Paine endorses old sailboats as good values. “If originally well built of single-skin (as opposed to cored) fiberglass, the hull at least can be sanded down and repainted and will be something like 90% as strong as the day it was born.”
Many owners of ghost-fleet boats don’t bother with such cosmetic hull improvements. Molded of solid fiberglass with thick gelcoat, these hulls look their age with dull and crazed topsides, but can perform like they did when they exuded that intoxicating new-boat, chemical-stew aroma.
Still, these ghost-fleeters are generally projects. Like human body parts, essential elements fail with age. Paine writes, “Electrical systems are usually the first thing to go. If you had any sense, you’d rip it all out and use kerosene lamps.”
Ghost fleet boats can be pretty basic—many still get by with ancient Atomic 4 gasoline engines for auxiliary power—but are usually not so primitive as to be without electric running and cabin lights.
In spite of their ever-present maintenance needs, these old boats have something going for them beyond their low sticker prices. Many of them are sweet sailers.
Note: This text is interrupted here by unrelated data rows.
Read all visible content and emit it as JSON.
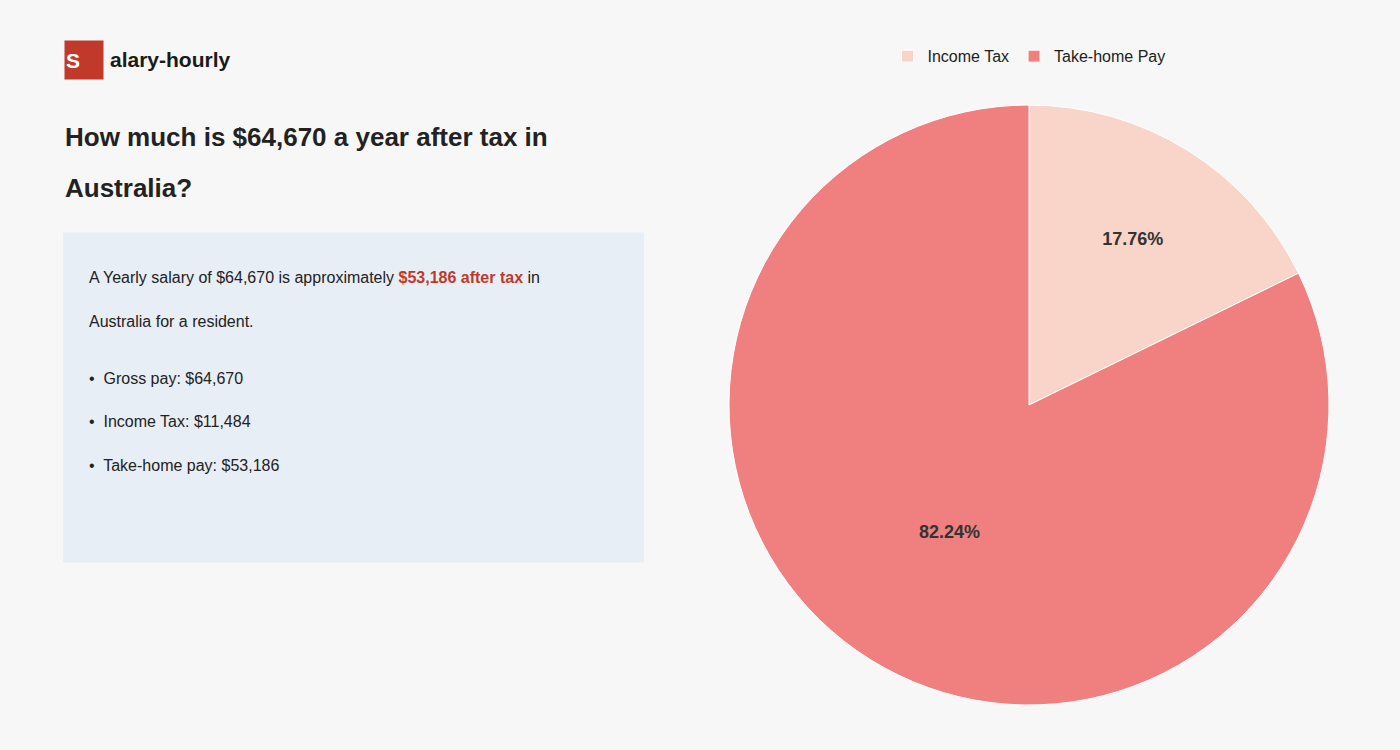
{
  "chart_data": {
    "type": "pie",
    "title": [
      "How much is $64,670 a year after tax in",
      "Australia?"
    ],
    "annotations": [
      "S",
      "alary-hourly",
      "A Yearly salary of $64,670 is approximately ",
      "$53,186 after tax",
      " in",
      "Australia for a resident.",
      "•  Gross pay: $64,670",
      "•  Income Tax: $11,484",
      "•  Take-home pay: $53,186"
    ],
    "categories": [
      "Income Tax",
      "Take-home Pay"
    ],
    "values": [
      17.76,
      82.24
    ],
    "value_labels": [
      "17.76%",
      "82.24%"
    ],
    "colors": [
      "#f8d5c8",
      "#f08080"
    ],
    "data_labels": true,
    "legend": "top"
  }
}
This is especially true of the oldest members of the ghost fleet, boats built before designers understood that any shape, no matter how contrary to traditional sailboat design, was possible with fiberglass. Early fiberglass boats were derivations of wood boat designs, with softly curving, slack bilges, long overhangs, rudders and keels joined in a single mass and hefty displacement. Unlike the flat-hulled, hard-bilged, fin-keeled, separated-rudder boats popular today (which I happen to admire), first-generation fiberglass boats are forgiving and seakindly.
No, alacrity is not one of their assets. But, face it, with the exception of foilers, high-performance multihulls and the most exotic racing monohulls, sailboats are just plain slow by any real-world standard. Ghost-fleet boats are well suited to enjoying sailing at its natural, sedate pace.
As a young aspiring sailboat owner, I witnessed the burst of boatbuilding energy that paved the way for the ghost fleet with a nerdy obsession to learn everything there was to know about the suddenly bountiful array of the plastic boats popping out of molds daily. Thanks to that, I can still win the occasional wager with doubting friends by identifying the make and model of a production sailboat built, say, during the Lyndon Johnson administration.
Unlike birders, I don’t have a life list of my sightings, but I have a mental record of the highlights. These include an even dozen different models of the boats Pearson Yachts built in its first 10 years in business starting in 1958, including a particularly rare bird, a 38-foot Invicta, designed by Bill Tripp, the first fiberglass boat to win a Bermuda race trophy, and that legendary pioneer, the Alberg 28, designed by the same Carl Alberg who drew the lines for the aforementioned 35-footer.
My bragging rights also include, to mention just a few stand-outs, seeing on the water and identifying a Columbia Sabre, an odd and unattractive attempt circa 1963 to make a cruising boat out of a 5.5-Meter one-design racer; a Westerly Centaur 26-footer with twin keels; and a Bermuda 30 built in China by Cheoy Lee with no known designer, perhaps derived from a discarded mold or one made from another builder’s 30-footer.
My virtual life list of boats also includes the Buccaneer 27, but then, of course, almost everyone remembers seeing one of these products of the powerboat builder Bayliner. Often cited as one of the ugliest sailboats ever made, the Buccaneer was introduced in 1975 and is notable for its extreme high-freeboard hull with a humped sheerline topped by an outsized cabinhouse and stacked rows of large rectangular portholes in the hull and cabin. It can also be recognized by its fat buttocks supporting an enormous outboard rudder.
Granted, the Buccaneer isn’t pretty, but, come on, let’s give it a little respect. After all, it’s a certified member of that great sailing resource, the ghost fleet.